“Tutti i romanzi di tutti i tempi indagano l’enigma dell’io. Dal momento in cui si crea un essere immaginario, un personaggio, ci si trova automaticamente di fronte alla domanda: che cos’è l’io? In che modo lo si può cogliere? È una delle domande fondamentali sulle quali è fondato il romanzo in quanto tale. Dalle diverse risposte a questa domanda, se proprio si vuole, si potrebbero distinguere diverse tendenze e, forse, diversi periodi nella storia del romanzo. L’approccio psicologico, i primi narratori europei non sanno nemmeno cos’è. Boccaccio ci racconta semplicemente delle azioni e delle avventure.
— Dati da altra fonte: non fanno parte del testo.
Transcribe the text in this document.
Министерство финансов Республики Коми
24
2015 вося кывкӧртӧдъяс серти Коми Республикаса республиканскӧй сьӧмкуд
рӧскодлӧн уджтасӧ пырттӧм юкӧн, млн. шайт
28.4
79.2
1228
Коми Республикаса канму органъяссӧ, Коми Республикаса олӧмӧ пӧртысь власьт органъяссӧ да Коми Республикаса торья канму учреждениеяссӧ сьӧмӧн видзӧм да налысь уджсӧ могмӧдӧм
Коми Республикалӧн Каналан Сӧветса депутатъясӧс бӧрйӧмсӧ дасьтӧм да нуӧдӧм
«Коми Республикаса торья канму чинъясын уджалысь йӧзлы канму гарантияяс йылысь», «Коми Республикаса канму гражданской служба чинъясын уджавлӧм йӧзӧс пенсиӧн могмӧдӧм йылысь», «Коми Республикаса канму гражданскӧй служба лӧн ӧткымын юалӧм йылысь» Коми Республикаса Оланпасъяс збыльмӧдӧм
Eppure, dietro a tutte quelle storie divertenti, si avverte una certezza: attraverso l’azione l’uomo esce dall’universo ripetitivo del quotidiano dove tutti assomigliano a tutti, grazie all’azione egli si distingue dagli altri e diventa individuo.
Come ha detto Dante: “In ogni azione, l’intenzione prima di colui che agisce è di rivelare la propria immagine”. In principio, l’azione è vista come l’autoritratto di colui che agisce.
L’uomo vuole, attraverso l’azione, rivelare la propria immagine, ma quest’immagine non gli assomiglia. Il carattere paradossale dell’azione è una delle grandi scoperte del romanzo”.
Da “L’arte del romanzo” di Milan Kundera, Adelphi, Milano.